Tuesday, August 2, 2011

El Capo

El Capo
52 Waterloo St
Surry Hills NSW 2010
Ph : (02) 9699 2518

Enough words have already been written about the “Latin American canteen”, comments about the name, the artwork on the walls with the guns, the roosters, the stacks of faux money, so let’s just do away with repetition of the same, shall we?

Apart from the obligatory shot of the stools, that is…Has anyone commented on their comfort levels? I found them unexpectedly comfortable, and ultimately, that's what is most important about chairs, is it not? 

The middle in a row of three eating establishments, with Orto Trading and Izakaya Fujiyama on either side (Orto is probably my top pick of the three of them), during the day this is an attractive, well lit and welcoming place with the increasingly common combination of regular table-chair configurations with large communal ones. There are also a few tables outside, with heaters for what passes for Winter in Sydney.

The lunch menu (available as dine-in or takeaway) is a compact six items, with an additional salad ("Son of El Capo" – cabbage, rasins, hazelnut), corn bread, and dessert. Two visits, and all voila, all items tried.

My drink of choice on both occasions was the tamarind drink. New to me, not too sweet, and  quite refreshing.

Condiments are a tomato salsa and habaneros saue. They come gratis on a tray with the ubiquitous fake bills.

First up, empanadas versus arepas - the latter are made from cornmeal. They are flat, unleavened,  and grilled, baked or fried, and generally contain a filling.
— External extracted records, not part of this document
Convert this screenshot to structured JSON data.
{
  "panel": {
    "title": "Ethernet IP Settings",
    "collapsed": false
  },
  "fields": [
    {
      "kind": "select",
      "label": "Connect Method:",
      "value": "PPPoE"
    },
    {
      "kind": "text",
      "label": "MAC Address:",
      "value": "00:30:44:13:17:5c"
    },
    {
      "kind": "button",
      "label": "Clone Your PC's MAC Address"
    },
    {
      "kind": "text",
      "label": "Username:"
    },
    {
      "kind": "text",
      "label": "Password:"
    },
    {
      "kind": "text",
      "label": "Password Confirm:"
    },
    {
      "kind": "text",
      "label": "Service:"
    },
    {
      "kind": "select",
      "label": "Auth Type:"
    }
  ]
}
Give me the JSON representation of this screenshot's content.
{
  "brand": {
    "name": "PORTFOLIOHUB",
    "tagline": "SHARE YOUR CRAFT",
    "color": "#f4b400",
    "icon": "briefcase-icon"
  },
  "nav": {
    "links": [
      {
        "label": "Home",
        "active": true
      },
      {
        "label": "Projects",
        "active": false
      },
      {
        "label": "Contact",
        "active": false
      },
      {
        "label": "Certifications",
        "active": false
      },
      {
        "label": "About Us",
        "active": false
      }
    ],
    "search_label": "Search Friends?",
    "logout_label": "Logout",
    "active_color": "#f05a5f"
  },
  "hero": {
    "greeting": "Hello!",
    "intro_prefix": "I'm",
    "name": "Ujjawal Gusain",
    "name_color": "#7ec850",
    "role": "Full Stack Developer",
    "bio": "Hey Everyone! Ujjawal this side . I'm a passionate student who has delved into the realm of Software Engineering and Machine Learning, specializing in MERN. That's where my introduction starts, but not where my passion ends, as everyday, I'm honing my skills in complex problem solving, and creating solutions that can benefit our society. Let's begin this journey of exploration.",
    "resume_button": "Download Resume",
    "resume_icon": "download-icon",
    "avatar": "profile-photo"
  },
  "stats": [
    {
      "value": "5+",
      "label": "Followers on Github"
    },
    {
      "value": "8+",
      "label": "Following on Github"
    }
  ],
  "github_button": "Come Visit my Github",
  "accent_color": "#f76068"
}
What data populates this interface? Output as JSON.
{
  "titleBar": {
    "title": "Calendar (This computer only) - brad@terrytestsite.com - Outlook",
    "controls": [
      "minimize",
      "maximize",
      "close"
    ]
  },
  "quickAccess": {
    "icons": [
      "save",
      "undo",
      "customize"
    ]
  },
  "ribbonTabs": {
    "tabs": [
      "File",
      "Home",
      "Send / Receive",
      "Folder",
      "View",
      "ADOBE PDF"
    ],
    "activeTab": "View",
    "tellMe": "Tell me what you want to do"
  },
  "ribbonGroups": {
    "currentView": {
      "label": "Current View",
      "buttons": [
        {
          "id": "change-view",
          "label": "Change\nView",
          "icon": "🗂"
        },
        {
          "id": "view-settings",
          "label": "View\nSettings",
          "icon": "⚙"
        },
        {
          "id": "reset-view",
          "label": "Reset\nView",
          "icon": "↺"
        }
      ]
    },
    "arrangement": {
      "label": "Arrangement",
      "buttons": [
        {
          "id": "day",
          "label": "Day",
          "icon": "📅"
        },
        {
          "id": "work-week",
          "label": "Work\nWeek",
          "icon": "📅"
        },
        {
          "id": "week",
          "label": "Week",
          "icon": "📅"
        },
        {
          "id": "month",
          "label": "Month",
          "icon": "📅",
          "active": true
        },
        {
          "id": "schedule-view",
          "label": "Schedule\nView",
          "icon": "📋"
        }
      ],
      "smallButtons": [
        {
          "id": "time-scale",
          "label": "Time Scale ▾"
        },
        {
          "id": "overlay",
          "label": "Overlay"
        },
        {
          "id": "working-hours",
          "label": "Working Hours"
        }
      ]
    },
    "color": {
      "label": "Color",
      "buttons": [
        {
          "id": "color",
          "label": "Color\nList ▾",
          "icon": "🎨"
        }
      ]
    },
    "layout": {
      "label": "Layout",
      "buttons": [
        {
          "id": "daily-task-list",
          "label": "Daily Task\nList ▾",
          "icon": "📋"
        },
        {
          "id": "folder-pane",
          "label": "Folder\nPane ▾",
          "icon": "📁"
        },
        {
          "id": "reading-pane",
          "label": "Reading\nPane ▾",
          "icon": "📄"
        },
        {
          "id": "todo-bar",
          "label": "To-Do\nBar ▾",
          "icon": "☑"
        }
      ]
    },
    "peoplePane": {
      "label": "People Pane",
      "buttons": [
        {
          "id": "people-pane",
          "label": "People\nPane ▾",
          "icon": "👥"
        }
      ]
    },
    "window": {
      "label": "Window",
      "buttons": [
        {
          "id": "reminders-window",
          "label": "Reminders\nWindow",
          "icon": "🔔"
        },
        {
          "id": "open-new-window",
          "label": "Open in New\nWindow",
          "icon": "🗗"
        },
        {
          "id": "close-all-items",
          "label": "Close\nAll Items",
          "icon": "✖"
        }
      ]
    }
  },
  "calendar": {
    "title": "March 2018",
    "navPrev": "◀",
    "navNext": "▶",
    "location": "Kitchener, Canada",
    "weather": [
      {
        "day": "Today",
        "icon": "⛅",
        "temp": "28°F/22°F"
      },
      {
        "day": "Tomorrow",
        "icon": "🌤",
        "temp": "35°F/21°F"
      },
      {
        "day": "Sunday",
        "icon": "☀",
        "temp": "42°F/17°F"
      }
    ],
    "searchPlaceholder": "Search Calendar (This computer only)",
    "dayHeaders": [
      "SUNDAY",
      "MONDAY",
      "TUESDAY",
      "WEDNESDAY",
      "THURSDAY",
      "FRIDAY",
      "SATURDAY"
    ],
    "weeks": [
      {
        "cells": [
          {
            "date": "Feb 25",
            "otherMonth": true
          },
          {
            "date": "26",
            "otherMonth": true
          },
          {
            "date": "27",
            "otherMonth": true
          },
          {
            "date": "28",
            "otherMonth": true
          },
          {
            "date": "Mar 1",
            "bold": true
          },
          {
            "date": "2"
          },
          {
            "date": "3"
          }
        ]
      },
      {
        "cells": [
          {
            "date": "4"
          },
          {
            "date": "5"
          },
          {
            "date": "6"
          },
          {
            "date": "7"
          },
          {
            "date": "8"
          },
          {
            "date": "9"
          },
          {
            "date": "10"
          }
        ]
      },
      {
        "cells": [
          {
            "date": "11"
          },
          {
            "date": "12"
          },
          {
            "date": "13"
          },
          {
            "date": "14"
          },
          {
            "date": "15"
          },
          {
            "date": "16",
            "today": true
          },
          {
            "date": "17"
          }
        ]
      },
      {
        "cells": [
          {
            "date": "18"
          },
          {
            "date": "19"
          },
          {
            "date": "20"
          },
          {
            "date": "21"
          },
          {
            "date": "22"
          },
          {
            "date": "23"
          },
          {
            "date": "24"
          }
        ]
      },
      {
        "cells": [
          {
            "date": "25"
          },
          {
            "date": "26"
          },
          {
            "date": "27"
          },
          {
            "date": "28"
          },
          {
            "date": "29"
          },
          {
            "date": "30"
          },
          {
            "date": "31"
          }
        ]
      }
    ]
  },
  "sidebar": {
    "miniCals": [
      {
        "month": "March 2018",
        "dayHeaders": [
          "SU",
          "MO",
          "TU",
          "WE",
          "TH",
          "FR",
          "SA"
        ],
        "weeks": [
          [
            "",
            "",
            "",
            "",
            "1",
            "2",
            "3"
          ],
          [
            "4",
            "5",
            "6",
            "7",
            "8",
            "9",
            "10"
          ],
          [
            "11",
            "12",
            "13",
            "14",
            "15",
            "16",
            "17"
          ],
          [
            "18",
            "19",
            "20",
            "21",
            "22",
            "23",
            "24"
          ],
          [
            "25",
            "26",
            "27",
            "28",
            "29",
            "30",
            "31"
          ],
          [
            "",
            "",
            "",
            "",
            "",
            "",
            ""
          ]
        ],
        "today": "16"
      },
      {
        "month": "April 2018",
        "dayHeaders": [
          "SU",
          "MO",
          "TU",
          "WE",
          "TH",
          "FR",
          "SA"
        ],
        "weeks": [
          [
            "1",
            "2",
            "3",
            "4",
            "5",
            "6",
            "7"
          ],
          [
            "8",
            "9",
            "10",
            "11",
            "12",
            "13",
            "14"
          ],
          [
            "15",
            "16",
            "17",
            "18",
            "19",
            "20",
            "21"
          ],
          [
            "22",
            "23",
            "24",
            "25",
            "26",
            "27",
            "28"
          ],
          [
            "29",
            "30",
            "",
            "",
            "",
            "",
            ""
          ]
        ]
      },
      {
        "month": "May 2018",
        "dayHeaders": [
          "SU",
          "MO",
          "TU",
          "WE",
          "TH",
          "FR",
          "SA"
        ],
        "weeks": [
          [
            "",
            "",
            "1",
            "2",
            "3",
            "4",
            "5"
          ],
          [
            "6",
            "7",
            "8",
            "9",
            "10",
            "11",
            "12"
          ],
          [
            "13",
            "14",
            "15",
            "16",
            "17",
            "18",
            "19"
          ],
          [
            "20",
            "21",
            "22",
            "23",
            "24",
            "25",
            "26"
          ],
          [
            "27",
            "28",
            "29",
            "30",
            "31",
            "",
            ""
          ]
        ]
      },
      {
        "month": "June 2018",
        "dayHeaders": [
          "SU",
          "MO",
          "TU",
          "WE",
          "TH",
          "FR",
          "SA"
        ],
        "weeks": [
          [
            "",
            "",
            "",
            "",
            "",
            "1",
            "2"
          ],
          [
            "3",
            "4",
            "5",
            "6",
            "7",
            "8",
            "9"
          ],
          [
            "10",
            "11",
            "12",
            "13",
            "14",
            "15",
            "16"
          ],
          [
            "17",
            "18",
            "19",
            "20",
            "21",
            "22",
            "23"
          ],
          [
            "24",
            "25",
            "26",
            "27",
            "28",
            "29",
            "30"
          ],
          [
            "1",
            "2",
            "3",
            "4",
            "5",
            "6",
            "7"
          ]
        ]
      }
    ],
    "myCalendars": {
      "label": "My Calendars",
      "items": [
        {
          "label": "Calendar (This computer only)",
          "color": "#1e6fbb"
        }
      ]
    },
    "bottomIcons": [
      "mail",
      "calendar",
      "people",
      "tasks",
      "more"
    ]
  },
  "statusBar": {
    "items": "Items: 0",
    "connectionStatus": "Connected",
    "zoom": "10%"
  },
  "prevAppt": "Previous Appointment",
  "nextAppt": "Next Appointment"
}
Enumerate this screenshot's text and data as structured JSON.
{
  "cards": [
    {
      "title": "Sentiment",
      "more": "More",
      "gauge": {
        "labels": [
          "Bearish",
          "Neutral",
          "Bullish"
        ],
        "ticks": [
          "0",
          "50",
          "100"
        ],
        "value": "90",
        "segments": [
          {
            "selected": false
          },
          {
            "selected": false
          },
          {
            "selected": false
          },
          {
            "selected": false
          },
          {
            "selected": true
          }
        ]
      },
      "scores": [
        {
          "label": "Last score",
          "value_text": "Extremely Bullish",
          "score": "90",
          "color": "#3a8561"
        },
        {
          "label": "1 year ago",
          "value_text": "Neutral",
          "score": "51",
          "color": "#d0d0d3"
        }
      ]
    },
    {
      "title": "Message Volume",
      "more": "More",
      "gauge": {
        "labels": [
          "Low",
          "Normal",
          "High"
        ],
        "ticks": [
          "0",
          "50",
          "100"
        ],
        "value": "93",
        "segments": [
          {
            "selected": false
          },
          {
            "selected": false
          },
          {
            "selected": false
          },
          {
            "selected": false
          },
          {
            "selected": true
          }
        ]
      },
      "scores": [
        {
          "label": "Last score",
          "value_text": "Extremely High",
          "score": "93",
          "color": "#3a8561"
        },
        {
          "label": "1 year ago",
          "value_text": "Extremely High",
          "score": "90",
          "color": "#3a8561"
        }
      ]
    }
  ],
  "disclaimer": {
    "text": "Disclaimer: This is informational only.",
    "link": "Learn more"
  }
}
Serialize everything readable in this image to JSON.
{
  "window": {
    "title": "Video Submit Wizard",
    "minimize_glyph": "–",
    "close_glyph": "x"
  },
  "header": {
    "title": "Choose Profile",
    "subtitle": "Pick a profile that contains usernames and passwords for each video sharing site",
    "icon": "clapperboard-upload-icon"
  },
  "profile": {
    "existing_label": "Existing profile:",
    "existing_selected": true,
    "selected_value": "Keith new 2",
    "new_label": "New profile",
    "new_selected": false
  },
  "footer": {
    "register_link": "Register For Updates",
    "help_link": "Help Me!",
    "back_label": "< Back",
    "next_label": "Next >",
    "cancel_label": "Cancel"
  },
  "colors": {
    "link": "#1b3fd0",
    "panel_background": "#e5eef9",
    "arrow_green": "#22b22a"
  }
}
Empanadas, on the other hand, are a stuffed pastry which can be baked or fried. In this instance, fried. I’m more an empanada person than an arepa one, and so it was at El Capo. I think that it’s just that cornbread isn’t really something for which I’ve managed to acquire a taste.

That’s not to say that I didn’t enjoy the arepa for what they were, it’s just that the empanadas (below), eaten with a liberal dose of the tomato salsa and with the salad, were quite addictive and snacky, and I’d have been happy to have ordered another serve, whilst I didn’t feel similarly about the arepas.

Arroz Con Pollo (Caribbean chicken rice) versus Smokey Beans (Chipotle beans, spinach, soft cooked egg with rice) – these are the two 'rice dishes' on the lunchtime menu. The one thing they have in common is their generosity of serving, these are quite filling dishes. The Arroz con Pollo was very rich dish. Loved the taste, but it was a bit too heavy for any one person to finish, and definitely needed something else as a periodic ‘taste intermission’ to cut through the heaviness.

Not being a devotee of the whole 'beans and rice' combination, I was pleasantly surprised by the Smokey Beans, which had nice smokey depth. The egg was perfectly poached, but a bit more spinach would not have gone astray.

The Encebollado (spicy fish soup) was the dish with the biggest kick to it. For $10, you don’t expect a lot of fish pieces in there, but there were half a dozen pieces, the bowl was a large portion by any point of comparison, and it was a punchy soup packed with flavour that I am more than happy to order again.

The star of the lunch menu was the Grits, Pork and Salad (pork, puffed white corn and cabbage salad). There was no skimping on any of the components of this salad, the proportion of each was nicely balanced, the grits addictive, and it was just a helluva tasty dish.

Ah yes, I mentioned my ambivalence about corn bread. House made butter or no house made butter, they just didn’t do it for me, but I found them best eaten dipped in the Encebollado.

The single dessert choice at lunch (also $10) is the Three Milk (tres leches) Cake. Slices of a light vanilla cake with cream, dulce de leche, pomegranate, cherries malt powder, and whatever those flowers are (don’t ask me). Attractive, and easy on the tastebuds as well as the eye, but perhaps a little less of the awkward using-a-non-plate-for-dramatic-effect and a little less of the smearing? Scraping dulce de leche off a non-plate is just all a bit unnecessary…

El Capo is a fun place. Very in-the-Surry-Hills-moment, but with food that is full of flavour and bang for buck in terms of their lunch menu, I’ll definitely be back.

I don't know who this photographer was, but I saw him again, at Orto Dining, the week after my first visit to El Capo.